Entre les bières que j’ai bues dans l’avion, et celles que j’enchaîne, là, au bar de l’hôtel (une Tiger en bouteille et une pinte à la pression, c’est l’happy hour alors profitons-en), & celles que je me mettrai dans l’avion pour Auckland, je peux d’ores et déjà vous assurer que ma lucidité ne sera pas optimale lors de mon arrivée en terre kiwi…
Les cafés, c’est différent : d’habitude, je n’en bois pas tant que ça (quoique…). Là, j’en prends car je dois tenir, physiquement parlant – je veux rester éveillé pour ne pas rater une miette du trajet en avion. Car, mine de rien, il y a de quoi s’occuper dans ces carlingues-là ! D’une, j’ai pris avec moi Gonzo Highway, les correspondances d’Hunter S. Thompson. J’en ai commencées la lecture. Impossible de décrocher (les vrais génies sont tellement rares). Secondo, y a la carte à étudier. Leçon de géographie en temps réel, sur le terrain. Enfin, les repas (et ce qui va avec : vin et cafés, que je reprends volontiers) occupent une grande partie de mon temps. C’est pourquoi, dans un avion, je n’ai le temps ni de dormir, ni de mater un film (A quoi bon dormir alors qu’on peut le faire bien plus confortablement chez soi ? A quoi bon mater un film alors que ce ne sont que des pourritures à vomir ses tripes qui sont au programme au dessus des montagnes & océans ?).
Si je tiens le coup, c’est en partie en raison des milliers de café que j’ingurgite durant (et avant !) le vol, mais aussi – et surtout – en raison de la sensationnelle énergie qui s’empare de moi à mesure qu’Auckland se rapproche… Gageons qu’en des circonstances inverses, si c’était le vol du retour par exemple, vu mon état, et sans cette énergie là, j’aurais clamsé bien avant le décollage…
Fatigué, vous l’aurez compris, je le suis, mais ce que vous ne savez peut-être pas, c’est que la fatigue entraîne pour ma part une perte de patience, ce qui accroît mon niveau de colère, d’intolérance et de violence… A propos de colère, je me suis fait une belle frayeur ce matin, ou hier matin je ne sais plus, à l’aéroport de Roissy – Charles de Gaulle. (Merde, un oiseau se balade dans l’hôtel, le gars pour l’attraper me cache la télé alors qu’à l’instant même débute la rediffusion du match que je n’ai pas pu voir ce week-end : Galles – Ecosse).
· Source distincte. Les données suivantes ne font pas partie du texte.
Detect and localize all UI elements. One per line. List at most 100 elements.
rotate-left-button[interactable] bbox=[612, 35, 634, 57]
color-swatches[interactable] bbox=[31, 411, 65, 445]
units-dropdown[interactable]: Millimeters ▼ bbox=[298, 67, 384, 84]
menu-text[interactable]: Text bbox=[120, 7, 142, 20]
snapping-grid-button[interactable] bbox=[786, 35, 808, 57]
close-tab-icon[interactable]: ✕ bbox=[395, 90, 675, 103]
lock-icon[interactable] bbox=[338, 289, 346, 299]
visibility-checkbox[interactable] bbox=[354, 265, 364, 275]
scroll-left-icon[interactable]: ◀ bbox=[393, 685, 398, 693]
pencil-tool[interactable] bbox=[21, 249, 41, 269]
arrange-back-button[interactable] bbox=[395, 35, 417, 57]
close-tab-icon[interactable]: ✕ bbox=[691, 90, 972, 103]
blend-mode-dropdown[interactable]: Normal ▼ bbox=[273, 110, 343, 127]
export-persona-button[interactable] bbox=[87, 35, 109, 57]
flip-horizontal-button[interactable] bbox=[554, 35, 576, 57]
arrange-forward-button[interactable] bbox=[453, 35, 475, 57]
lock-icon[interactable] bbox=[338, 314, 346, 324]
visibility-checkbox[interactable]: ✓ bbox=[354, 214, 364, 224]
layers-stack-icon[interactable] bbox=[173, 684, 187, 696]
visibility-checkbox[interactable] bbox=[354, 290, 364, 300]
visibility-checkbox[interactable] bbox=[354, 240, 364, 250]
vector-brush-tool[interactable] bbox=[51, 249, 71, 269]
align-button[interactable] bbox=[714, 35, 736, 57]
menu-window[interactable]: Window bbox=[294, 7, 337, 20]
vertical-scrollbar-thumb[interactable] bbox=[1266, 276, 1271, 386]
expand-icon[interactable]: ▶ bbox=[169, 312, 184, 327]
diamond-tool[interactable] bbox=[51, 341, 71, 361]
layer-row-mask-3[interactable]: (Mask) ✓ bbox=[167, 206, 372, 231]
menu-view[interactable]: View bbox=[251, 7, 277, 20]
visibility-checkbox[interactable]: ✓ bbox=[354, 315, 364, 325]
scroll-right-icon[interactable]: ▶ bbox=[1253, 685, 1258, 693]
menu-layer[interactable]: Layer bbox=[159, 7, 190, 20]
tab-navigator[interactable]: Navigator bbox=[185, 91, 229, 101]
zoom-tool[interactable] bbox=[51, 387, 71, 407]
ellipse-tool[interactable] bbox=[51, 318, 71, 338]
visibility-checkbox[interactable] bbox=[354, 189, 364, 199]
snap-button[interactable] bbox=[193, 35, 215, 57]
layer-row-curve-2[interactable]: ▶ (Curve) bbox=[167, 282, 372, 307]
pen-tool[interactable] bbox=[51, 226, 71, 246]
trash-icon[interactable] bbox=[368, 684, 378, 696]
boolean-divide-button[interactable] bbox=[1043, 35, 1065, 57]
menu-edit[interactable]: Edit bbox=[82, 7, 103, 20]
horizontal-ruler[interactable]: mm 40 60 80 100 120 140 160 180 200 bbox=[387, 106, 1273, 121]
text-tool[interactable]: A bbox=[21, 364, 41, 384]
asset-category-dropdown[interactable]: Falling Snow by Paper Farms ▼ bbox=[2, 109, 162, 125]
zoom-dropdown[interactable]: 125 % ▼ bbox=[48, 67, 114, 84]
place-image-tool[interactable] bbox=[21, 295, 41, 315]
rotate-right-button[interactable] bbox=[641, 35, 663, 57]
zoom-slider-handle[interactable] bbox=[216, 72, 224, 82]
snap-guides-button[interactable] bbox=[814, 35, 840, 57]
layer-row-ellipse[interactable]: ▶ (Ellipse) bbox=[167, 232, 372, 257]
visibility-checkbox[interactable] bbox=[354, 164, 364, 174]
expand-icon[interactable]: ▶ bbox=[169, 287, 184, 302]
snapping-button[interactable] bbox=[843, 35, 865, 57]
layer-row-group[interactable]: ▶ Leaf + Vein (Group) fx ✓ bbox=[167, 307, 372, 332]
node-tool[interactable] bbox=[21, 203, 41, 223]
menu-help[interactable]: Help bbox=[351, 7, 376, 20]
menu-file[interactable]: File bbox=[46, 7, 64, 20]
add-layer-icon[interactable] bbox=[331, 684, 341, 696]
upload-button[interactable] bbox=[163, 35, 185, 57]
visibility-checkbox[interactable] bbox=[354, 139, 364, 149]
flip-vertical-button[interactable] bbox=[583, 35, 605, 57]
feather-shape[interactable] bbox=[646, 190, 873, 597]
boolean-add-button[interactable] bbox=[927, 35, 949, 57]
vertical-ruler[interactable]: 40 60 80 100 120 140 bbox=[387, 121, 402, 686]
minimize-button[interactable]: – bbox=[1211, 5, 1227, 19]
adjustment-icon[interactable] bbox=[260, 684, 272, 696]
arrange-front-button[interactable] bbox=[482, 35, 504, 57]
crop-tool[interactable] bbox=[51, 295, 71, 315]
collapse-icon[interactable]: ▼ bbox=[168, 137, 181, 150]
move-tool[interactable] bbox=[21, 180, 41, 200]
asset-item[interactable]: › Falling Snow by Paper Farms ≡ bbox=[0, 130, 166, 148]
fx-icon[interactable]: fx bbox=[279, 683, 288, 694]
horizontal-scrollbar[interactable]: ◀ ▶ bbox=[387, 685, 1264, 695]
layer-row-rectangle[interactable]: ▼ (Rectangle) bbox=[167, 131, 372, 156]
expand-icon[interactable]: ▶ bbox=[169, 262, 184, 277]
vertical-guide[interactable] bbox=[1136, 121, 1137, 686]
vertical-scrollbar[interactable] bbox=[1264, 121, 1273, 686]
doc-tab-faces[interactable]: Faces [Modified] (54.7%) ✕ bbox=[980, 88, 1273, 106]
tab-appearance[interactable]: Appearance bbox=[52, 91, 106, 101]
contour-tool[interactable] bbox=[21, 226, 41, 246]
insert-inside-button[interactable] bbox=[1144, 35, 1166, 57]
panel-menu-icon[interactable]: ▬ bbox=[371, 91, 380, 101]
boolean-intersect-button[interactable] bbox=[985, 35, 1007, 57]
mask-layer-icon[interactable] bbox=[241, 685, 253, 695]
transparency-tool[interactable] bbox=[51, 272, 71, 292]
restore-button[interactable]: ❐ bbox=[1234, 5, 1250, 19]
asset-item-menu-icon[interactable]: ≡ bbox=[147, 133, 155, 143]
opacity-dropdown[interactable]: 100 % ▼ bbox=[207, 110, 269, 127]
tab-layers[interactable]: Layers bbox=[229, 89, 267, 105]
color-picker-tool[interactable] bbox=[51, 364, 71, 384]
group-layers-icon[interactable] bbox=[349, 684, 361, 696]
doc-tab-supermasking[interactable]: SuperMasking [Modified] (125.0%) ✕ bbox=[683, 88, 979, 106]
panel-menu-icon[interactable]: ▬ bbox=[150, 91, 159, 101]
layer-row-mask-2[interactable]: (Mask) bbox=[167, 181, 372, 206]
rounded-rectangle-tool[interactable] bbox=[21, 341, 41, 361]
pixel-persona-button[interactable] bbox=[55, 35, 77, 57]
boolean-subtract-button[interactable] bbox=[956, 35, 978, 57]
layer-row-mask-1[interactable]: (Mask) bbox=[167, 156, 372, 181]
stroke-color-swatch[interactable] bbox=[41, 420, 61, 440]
Bon, la frayeur, la voici : j’ai bien cru, à un moment donné, ce matin, que je n’aimais réellement personne… Personne, pour de bon.
De ce gros beauf niçois moustachu qui empêchait les Américains de lui passer devant dans la queue du terminale 2F de CDG, à ce petit con hyper prétentieux tout fraîchement diplômé d’une belle école de commerce parisienne, en passant par cet abruti de black qui répondait « parce que vous faîtes la queue, comme tout le monde, un point c’est tout » au petit vieux qui poliment lui avait demandé pourquoi la queue était aussi longue ce jour-là, et cet imbécile derrière moi qui débitait sans pouvoir s’arrêter ses conneries à une fille entre deux âges qu’il cherchait vainement à draguer, et aussi, ce couple de pédés quinquagénaires qui transitaient par Kuala Lumpur avant d’embarquer à destination de Bangkok. Cette info-là, je la sais car je les entendais parler : ils étaient assis à côté de moi, le type juste à côté me donnait envie de gerber d’ailleurs. Difficile de trouver un type à l’expression plus malsaine & plus perverse. Doux Jésus, je n’ose imaginer ce qu’il allait faire en Thaïlande… Durant tout le vol, il feuilletait un magazine porno gay. Ecoeurant. Et quand il se levait pour aller aux chiottes, je l’imaginais très bien en train de se branler comme un forcené afin de jouir (et d’en foutre de partout) avant que son absence prolongée ne paraisse suspicieuse.
J’ai donc cru que j’étais un cas désespéré, car je n’aimais personne. Puis je me suis ressaisi (au moment même où un éclair de lucidité me traversa l’esprit) en réalisant qu’après tout, ces gens-là ne sont que des Français, et Dieu sait à quel point je n’aime pas mes chers compatriotes.